«Quello che ci divide dal governo non è la condanna netta dell’invasione russa, ma come si reagisce. In Parlamento Draghi ha parlato moltissimo di piani miliari, quasi per nulla di iniziative diplomatiche». Nicola Fratoianni, segretario di Sinistra italiana, ieri alla Camera ha votato no a quelle parti della risoluzione di maggioranza che danno il via libera all’invio di armi all’esercito ucraino. «Si tratta di un errore drammatico: le armi chiamano altre armi, mai così vero come oggi: basti pensare al flusso di armi dall’Italia alla Russia sotto i governi Berlusconi e Renzi. Ritenere che questa nostra partecipazione aiuti una de-escalation è illusorio e pericoloso».

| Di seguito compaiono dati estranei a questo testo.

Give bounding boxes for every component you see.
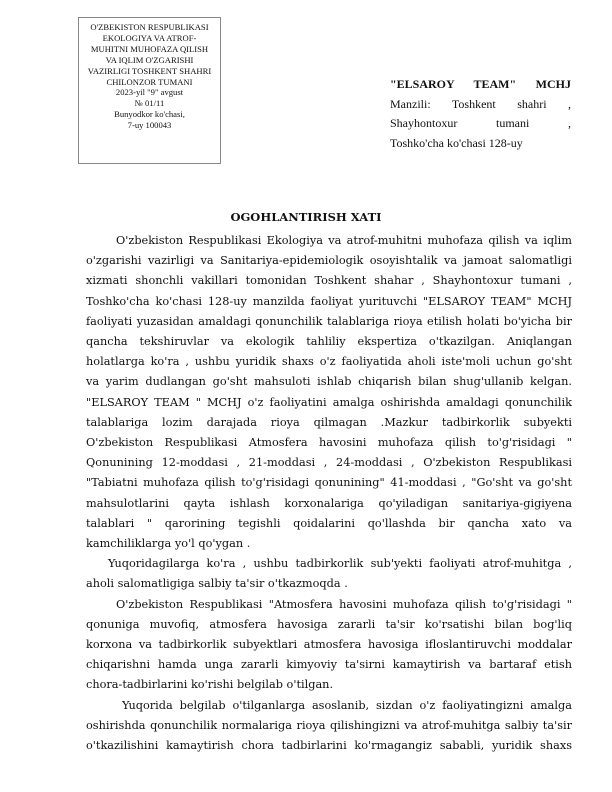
body-line: Yuqorida belgilab o'tilganlarga asoslanib, sizdan o'z faoliyatingizni amalga [122, 698, 572, 712]
addressee-line: Toshko'cha ko'chasi 128-uy [390, 135, 523, 150]
stamp-line: 7-uy 100043 [127, 120, 172, 131]
body-line: chora-tadbirlarini ko'rishi belgilab o'tilgan. [86, 678, 334, 692]
stamp-line: CHILONZOR TUMANI [106, 76, 193, 87]
stamp-date: 2023-yil "9" avgust [115, 87, 184, 98]
addressee-company: "ELSAROY TEAM" MCHJ [390, 77, 571, 91]
body-line: qancha tekshiruvlar va ekologik tahliliy ekspertiza o'tkazilgan. Aniqlangan [86, 335, 572, 349]
body-line: Qonunining 12-moddasi , 21-moddasi , 24-moddasi , O'zbekiston Respublikasi [86, 456, 572, 470]
sender-stamp-box [78, 17, 221, 164]
body-line: xizmati shonchli vakillari tomonidan Toshkent shahar , Shayhontoxur tumani , [86, 274, 572, 288]
stamp-line: MUHITNI MUHOFAZA QILISH [90, 43, 209, 54]
body-line: o'zgarishi vazirligi va Sanitariya-epidemiologik osoyishtalik va jamoat salomatligi [86, 254, 572, 268]
addressee-line: Manzili: Toshkent shahri , [390, 96, 571, 111]
addressee-block [390, 75, 571, 153]
body-line: O'zbekiston Respublikasi Atmosfera havosini muhofaza qilish to'g'risidagi " [86, 436, 572, 450]
body-line: O'zbekiston Respublikasi "Atmosfera havosini muhofaza qilish to'g'risidagi " [116, 597, 572, 611]
body-line: Yuqoridagilarga ko'ra , ushbu tadbirkorlik sub'yekti faoliyati atrof-muhitga , [108, 557, 572, 571]
body-line: holatlarga ko'ra , ushbu yuridik shaxs o'z faoliyatida aholi iste'moli uchun go'sht [86, 355, 572, 369]
stamp-line: VAZIRLIGI TOSHKENT SHAHRI [87, 65, 212, 76]
body-line: qonuniga muvofiq, atmosfera havosiga zararli ta'sir ko'rsatishi bilan bog'liq [86, 617, 572, 631]
body-line: faoliyati yuzasidan amaldagi qonunchilik talablariga rioya etilish holati bo'yicha bir [86, 314, 572, 328]
stamp-line: EKOLOGIYA VA ATROF- [102, 32, 197, 43]
addressee-line: Shayhontoxur tumani , [390, 116, 571, 131]
body-line: "ELSAROY TEAM " MCHJ o'z faoliyatini amalga oshirishda amaldagi qonunchilik [86, 395, 572, 409]
stamp-line: Bunyodkor ko'chasi, [114, 109, 185, 120]
document-title: OGOHLANTIRISH XATI [230, 210, 382, 224]
body-line: talablariga lozim darajada rioya qilmagan .Mazkur tadbirkorlik subyekti [86, 415, 572, 429]
body-line: aholi salomatligiga salbiy ta'sir o'tkazmoqda . [86, 577, 348, 591]
body-line: Toshko'cha ko'chasi 128-uy manzilda faoliyat yurituvchi "ELSAROY TEAM" MCHJ [86, 294, 572, 308]
body-line: kamchiliklarga yo'l qo'ygan . [86, 537, 251, 551]
stamp-line: O'ZBEKISTON RESPUBLIKASI [90, 22, 209, 32]
body-line: korxona va tadbirkorlik subyektlari atmosfera havosiga ifloslantiruvchi moddalar [86, 638, 572, 652]
body-line: oshirishda qonunchilik normalariga rioya qilishingizni va atrof-muhitga salbiy ta'sir [86, 718, 572, 732]
body-line: talablari " qarorining tegishli qoidalarini qo'llashda bir qancha xato va [86, 516, 572, 530]
body-line: o'tkazilishini kamaytirish chora tadbirlarini ko'rmagangiz sababli, yuridik shaxs [86, 739, 572, 753]
body-line: O'zbekiston Respublikasi Ekologiya va atrof-muhitni muhofaza qilish va iqlim [116, 234, 572, 247]
stamp-number: № 01/11 [134, 98, 165, 109]
body-line: mahsulotlarini qayta ishlash korxonalariga qo'yiladigan sanitariya-gigiyena [86, 496, 572, 510]
body-line: va yarim dudlangan go'sht mahsuloti ishlab chiqarish bilan shug'ullanib kelgan. [86, 375, 572, 389]
stamp-line: VA IQLIM O'ZGARISHI [105, 54, 194, 65]
body-line: "Tabiatni muhofaza qilish to'g'risidagi qonunining" 41-moddasi , "Go'sht va go'sht [86, 476, 572, 490]
body-line: chiqarishni hamda unga zararli kimyoviy ta'sirni kamaytirish va bartaraf etish [86, 658, 572, 672]
document-body [86, 231, 572, 756]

Come si aiutano i civili che stanno subendo questa aggressione?

Con gli sforzi diplomatici, che partono da una condanna netta dell’aggressione e anche del riconoscimento unilaterale delle repubbliche del Donbass. Con gli aiuti umanitari e con l’accoglienza dei profughi. Non con altre armi. Che non aiuteranno neppure il popolo ucraino.

In che senso?

C’è una sproporzione tra gli eserciti in campo, non vederla è ipocrita.

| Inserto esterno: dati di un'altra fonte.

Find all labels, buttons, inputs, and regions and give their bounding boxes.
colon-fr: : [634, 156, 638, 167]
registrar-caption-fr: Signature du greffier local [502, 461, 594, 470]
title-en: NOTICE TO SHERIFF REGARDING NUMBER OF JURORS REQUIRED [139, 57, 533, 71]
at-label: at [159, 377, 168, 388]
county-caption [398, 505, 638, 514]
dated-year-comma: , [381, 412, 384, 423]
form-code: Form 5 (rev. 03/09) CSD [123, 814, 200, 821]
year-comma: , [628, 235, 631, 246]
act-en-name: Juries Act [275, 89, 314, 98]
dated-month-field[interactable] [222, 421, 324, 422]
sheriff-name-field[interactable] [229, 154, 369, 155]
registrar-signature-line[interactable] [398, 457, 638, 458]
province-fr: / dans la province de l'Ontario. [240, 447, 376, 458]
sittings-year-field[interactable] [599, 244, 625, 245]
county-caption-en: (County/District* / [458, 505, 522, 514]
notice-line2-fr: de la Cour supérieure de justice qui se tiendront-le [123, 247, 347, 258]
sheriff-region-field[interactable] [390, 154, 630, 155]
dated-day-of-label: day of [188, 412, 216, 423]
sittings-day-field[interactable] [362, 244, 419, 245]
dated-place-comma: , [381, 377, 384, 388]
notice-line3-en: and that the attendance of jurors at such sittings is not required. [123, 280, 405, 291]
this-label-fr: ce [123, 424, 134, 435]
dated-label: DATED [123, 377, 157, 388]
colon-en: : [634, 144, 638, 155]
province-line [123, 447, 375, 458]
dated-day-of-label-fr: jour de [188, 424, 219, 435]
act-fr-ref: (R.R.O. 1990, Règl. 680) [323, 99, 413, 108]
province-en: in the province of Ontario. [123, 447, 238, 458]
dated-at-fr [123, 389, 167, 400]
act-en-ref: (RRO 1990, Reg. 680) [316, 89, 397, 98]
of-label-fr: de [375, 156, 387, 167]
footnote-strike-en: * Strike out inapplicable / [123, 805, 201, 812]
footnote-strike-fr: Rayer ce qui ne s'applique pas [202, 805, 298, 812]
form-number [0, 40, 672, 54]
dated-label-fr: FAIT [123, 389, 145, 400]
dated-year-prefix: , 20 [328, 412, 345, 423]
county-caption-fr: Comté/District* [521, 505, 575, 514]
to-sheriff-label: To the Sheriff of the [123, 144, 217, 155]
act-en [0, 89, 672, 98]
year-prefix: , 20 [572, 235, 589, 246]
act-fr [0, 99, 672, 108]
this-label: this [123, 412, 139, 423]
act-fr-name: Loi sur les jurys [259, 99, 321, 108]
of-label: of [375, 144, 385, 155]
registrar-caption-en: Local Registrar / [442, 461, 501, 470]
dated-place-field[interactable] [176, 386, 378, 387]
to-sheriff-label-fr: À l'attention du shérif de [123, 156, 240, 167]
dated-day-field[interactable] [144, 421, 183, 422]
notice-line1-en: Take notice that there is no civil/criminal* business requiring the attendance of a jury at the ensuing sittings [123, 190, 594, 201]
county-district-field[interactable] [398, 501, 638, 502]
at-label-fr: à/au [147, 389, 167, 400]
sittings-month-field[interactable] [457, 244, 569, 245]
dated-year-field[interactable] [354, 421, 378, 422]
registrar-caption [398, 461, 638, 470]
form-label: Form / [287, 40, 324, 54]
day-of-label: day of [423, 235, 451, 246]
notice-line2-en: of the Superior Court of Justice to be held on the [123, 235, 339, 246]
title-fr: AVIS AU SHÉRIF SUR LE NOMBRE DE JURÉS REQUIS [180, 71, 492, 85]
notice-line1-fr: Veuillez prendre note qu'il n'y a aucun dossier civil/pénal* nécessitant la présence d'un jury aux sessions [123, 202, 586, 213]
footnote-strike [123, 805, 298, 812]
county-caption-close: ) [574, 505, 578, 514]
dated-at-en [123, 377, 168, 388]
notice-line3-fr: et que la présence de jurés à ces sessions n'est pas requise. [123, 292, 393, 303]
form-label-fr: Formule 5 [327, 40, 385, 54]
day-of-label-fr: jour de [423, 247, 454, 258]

L’Italia ora è parte nel conflitto?

C’è questo grave rischio. Ma la cosa che più mi preoccupa è che l’Europa perda la sua terzietà che è necessaria per una efficace iniziativa diplomatica. E invece riecheggiano toni da guerra di civiltà, i buoni contro i cattivi, la difesa dei nostri valori: c’è anche un linguaggio che chiama alle armi, una corsa a indossare l’elmetto che mi inquieta. Per fortuna ci sono tante mobilitazioni per la pace, dalla Russia al cuore dell’Europa e in Italia. A chi domandava con un certo cinismo «Dove sono i pacifisti?» la risposta è arrivata forte e chiara.

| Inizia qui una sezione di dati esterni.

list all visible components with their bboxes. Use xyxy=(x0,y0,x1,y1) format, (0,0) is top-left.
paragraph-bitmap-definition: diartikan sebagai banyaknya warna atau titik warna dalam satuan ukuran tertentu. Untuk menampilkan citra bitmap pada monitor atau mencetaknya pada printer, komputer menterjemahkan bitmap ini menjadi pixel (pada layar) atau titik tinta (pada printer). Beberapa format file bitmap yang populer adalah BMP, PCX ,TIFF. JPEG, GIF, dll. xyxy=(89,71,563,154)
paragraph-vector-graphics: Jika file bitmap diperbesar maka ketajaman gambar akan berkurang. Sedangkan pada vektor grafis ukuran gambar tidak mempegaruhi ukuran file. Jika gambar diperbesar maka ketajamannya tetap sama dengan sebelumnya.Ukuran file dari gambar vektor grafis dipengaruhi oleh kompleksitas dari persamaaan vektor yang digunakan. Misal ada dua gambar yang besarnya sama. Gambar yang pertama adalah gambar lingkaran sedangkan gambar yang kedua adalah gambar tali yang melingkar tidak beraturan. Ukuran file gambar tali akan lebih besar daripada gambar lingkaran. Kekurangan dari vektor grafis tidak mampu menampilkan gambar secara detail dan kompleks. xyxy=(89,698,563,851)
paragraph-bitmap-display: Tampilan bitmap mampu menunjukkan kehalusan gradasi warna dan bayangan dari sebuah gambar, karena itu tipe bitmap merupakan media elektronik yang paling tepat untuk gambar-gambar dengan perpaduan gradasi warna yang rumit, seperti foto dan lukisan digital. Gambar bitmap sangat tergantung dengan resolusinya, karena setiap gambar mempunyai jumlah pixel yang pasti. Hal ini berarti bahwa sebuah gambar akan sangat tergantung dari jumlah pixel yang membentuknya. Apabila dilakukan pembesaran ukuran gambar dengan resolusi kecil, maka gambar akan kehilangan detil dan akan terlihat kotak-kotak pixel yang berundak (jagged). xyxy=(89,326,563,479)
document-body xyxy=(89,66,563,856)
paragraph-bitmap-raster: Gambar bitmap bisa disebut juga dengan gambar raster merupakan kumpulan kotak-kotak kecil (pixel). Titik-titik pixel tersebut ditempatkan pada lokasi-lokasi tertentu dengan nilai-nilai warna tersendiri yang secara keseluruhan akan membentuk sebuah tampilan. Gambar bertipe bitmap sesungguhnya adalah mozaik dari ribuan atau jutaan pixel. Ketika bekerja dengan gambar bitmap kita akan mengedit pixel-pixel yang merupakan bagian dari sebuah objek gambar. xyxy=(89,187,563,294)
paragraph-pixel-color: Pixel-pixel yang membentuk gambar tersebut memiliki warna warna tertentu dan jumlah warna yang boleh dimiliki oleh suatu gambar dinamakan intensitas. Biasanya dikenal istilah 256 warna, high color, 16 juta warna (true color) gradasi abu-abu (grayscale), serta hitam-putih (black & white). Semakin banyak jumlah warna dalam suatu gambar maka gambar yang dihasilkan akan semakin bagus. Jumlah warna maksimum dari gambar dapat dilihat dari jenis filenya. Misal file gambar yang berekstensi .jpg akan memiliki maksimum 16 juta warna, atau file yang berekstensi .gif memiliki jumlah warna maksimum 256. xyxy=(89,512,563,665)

Quale ruolo dovrebbe svolgere la Ue?

Quello di un soggetto politico autonomo dai grandi blocchi, dai grandi imperi che sono tornati protagonisti della scena mondiale: un ruolo di mediazione, che punti al cessate il fuoco e alla costruzione di un nuovo equilibrio, con meno armi e con la messa al bando di quelle nucleari.

Gli Usa non paiono particolarmente bellicosi. Anzi.

Hanno ben chiaro che un intervento diretto porterebbe alla terza guerra mondiale dagli esiti inimmaginabili. E tuttavia l’America ha contribuito alla costruzione di un mondo dove gli imperi si contendono le sfere di influenza e l’egemonia. Dopo la fine della guerra fredda non si è lavorato adeguatamente per un equilibrio alternativo, stabile e multipolare. E purtroppo nello scontro tra imperi sono le autocrazie a rialzare la testa.

Siete più in linea col Papa che con Draghi?

Certo. Il pontefice sottolinea giustamente la necessità di una opposizione radicale alla guerra come strumento di risoluzione delle crisi. Senza questo rifiuto radicale la pace non si costruisce. Colpisce che sia lui e non altri a citare l’articolo 11 della Costituzione italiana.

La voce delle sinistre europee appare debole?

Non direi. Dalla Linke a Syriza a Podemos arrivano posizioni simili alle nostre, che dicono no a una ulteriore escalation militare. Credo e spero che queste voci cresceranno anche in Italia, ben oltre il recinto del cosiddetto pacifismo radicale. Questa retorica della corsa alle armi produce inquietudine, anche dentro il Pd.

In questo momento la vostra posizione è molto distante da quella del vostro alleato Pd.

Non lo nascondo. Agli amici del Pd mi permetto di chiedere un supplemento di riflessione. Capisco perfettamente l’ansia di voler difendere chi è stato aggredito in modo così brutale. Ma ripeto che non si fa con l’escalation militare che rischia di alimentare la dimensione e l’intensità del conflitto. In queste ore angoscia la scomparsa dell’Onu, che non è dovuta solo a limiti strutturali, ma anche alla scelta di mettere ai margini quel modello di soluzione delle crisi.

Voi avete anche chiesto di non colpire indiscriminatamente la popolazione russa con le sanzioni.

Oggi tutti dicono di voler colpire gli oligarchi russi, ma come dice l’economista Piketty è molto difficile senza un catasto globale delle ricchezze. Non dimentichiamo che quegli oligarchi sono stati per anni commensali dell’Occidente.